Yvette Graham. "Improving Evaluation of Machine Translation Quality Estimation", ACL
2015.
-
"R Statistical Software". To install R on the command line:
> sudo apt-get install r-base
-
R's "psych" package. To install R's "psych" package, open your R console, by typing:
> R
If your institution uses a proxy server, you need to tell R about it BEFORE (important) installing any package, here's what to do: Type the following commmand into R, remembering to provide your actual credentials and proxy server details:
> Sys.setenv(http_proxy="http://myusername:mypasssord@myproxyserver.com:8080/")
Install the "psych" package
> install.packages("psych")
You'll be given an option of a CRAN site, when you have one selected, you might need to answer "y" to some questions. When "psych" is finished installing, type the following to quit R:
> quit("no")
To run a one-sided application of Williams Test to test the significance of the increase in correlation between r12 and r13 below, with sample size n, where
-
r12: Pearson correlation between human scores and metric A,
-
r13: Pearson correlation between human scores and metric B,
-
r23: Pearson correlation between metric A and metric B.

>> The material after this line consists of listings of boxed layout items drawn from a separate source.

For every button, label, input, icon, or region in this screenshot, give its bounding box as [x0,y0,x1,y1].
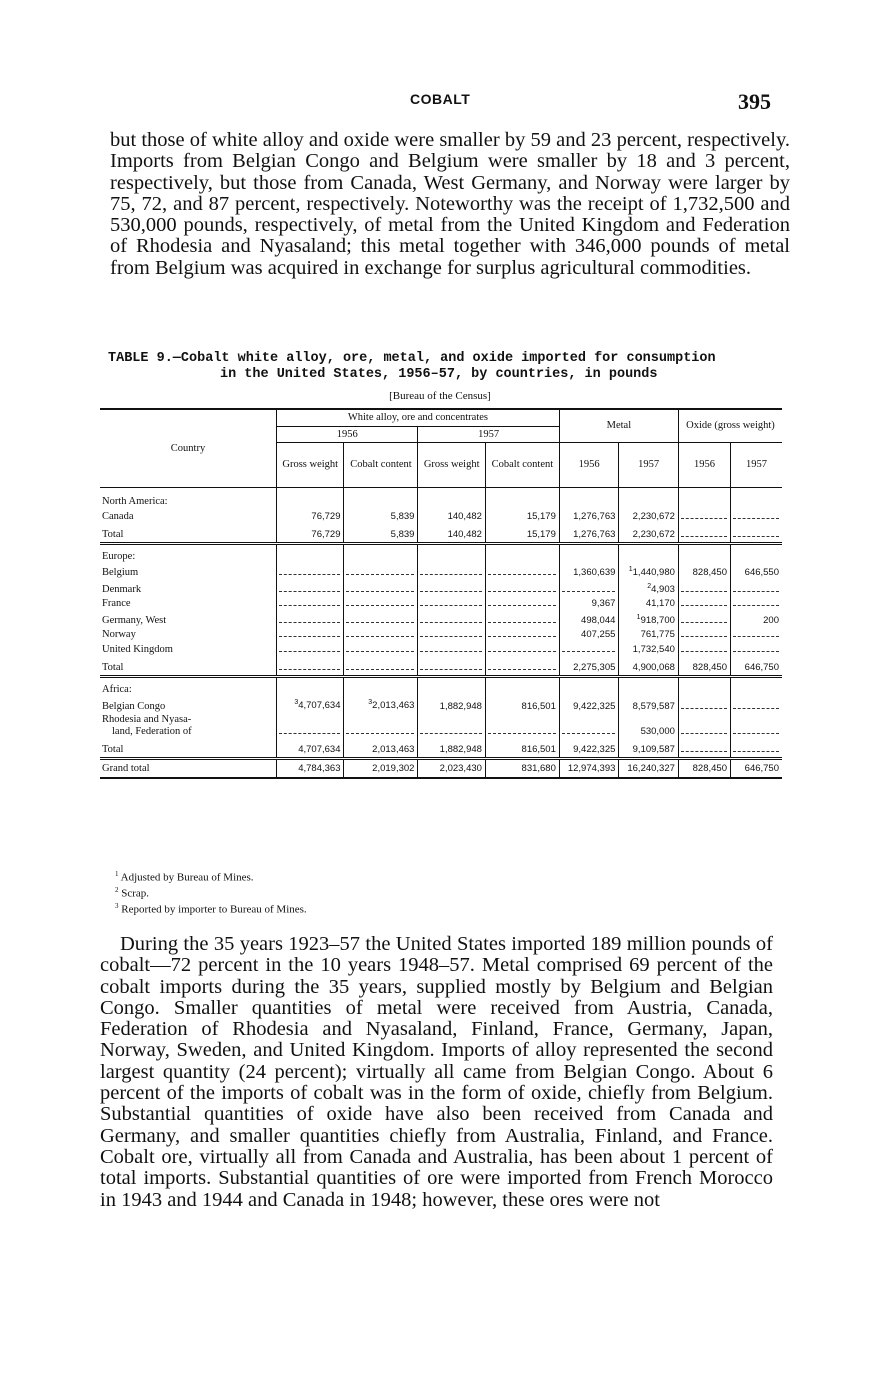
table-row [100,523,782,543]
table-source: [Bureau of the Census] [389,390,491,402]
table-row [100,596,782,611]
cell: 16,240,327 [619,758,679,778]
cell: 9,367 [559,596,619,611]
col-metal-1956: 1956 [559,443,619,488]
cobalt-imports-table [100,408,782,779]
row-label-total: Total [100,738,277,758]
table-row [100,676,782,696]
cell: $^2$4,903 [619,580,679,597]
table-row [100,543,782,563]
table-row [100,738,782,758]
running-header-title: COBALT [410,91,471,107]
country-name: Denmark [102,583,142,595]
cell: 1,276,763 [559,523,619,543]
col-oxide: Oxide (gross weight) [678,409,782,443]
cell: 828,450 [678,563,730,580]
cell: 76,729 [277,509,344,524]
table-row [100,696,782,713]
country-name: France [102,598,131,610]
cell: 200 [730,611,782,628]
cell: 12,974,393 [559,758,619,778]
col-oxide-1957: 1957 [730,443,782,488]
cell: 2,013,463 [344,738,418,758]
country-name: Germany, West [102,614,167,626]
footnote: $^3$ Reported by importer to Bureau of Mines. [115,902,307,916]
cell: 646,750 [730,758,782,778]
cell: 140,482 [418,509,485,524]
cell: 4,784,363 [277,758,344,778]
cell: 2,019,302 [344,758,418,778]
row-label-grand-total: Grand total [102,762,150,774]
row-label-total: Total [100,656,277,676]
col-metal: Metal [559,409,678,443]
country-name: Belgian Congo [102,700,166,712]
col-gross-1957: Gross weight [418,443,485,488]
cell: 828,450 [678,758,730,778]
footnote: $^2$ Scrap. [115,886,150,900]
cell: 1,732,540 [619,642,679,657]
table-row [100,580,782,597]
cell: 831,680 [485,758,559,778]
cell: 4,900,068 [619,656,679,676]
table-row [100,509,782,524]
cell: $^1$918,700 [619,611,679,628]
cell: $^3$2,013,463 [344,696,418,713]
table-row [100,758,782,778]
cell: 2,230,672 [619,509,679,524]
region-label: Europe: [102,550,136,562]
col-alloy-1956: 1956 [277,426,418,443]
col-gross-1956: Gross weight [277,443,344,488]
table-row [100,611,782,628]
col-metal-1957: 1957 [619,443,679,488]
region-label: Africa: [102,683,132,695]
cell: 15,179 [485,523,559,543]
footnote: $^1$ Adjusted by Bureau of Mines. [115,870,254,884]
table-title-line1: TABLE 9.—Cobalt white alloy, ore, metal, and oxide imported for consumption [108,351,716,366]
row-label-total: Total [100,523,277,543]
cell: 8,579,587 [619,696,679,713]
table-row [100,713,782,738]
cell: 9,422,325 [559,738,619,758]
cell: 9,422,325 [559,696,619,713]
cell: 407,255 [559,627,619,642]
table-title-line2: in the United States, 1956–57, by countries, in pounds [220,367,658,382]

R --no-save --args \<r12\> \<r13\> \<r23\> \<n\> < williams.R
This returns the p-value for the test that r12 is greater than r13.
For example, Williams test with the following:
R --no-save --args 0.65 0.55 0.3 50 < williams.R
Will produce the following output:
Williams Test for Increase in Correlation
r12 correlation( human, metric_a ) : 0.65
r13 correlation( human, metric_b ) : 0.55
r23 correlation( metric_a, metric_b) : 0.3
Sample size: 50
P-value: 0.209243482964009
Since p > 0.05, the increase in correlation is not significant.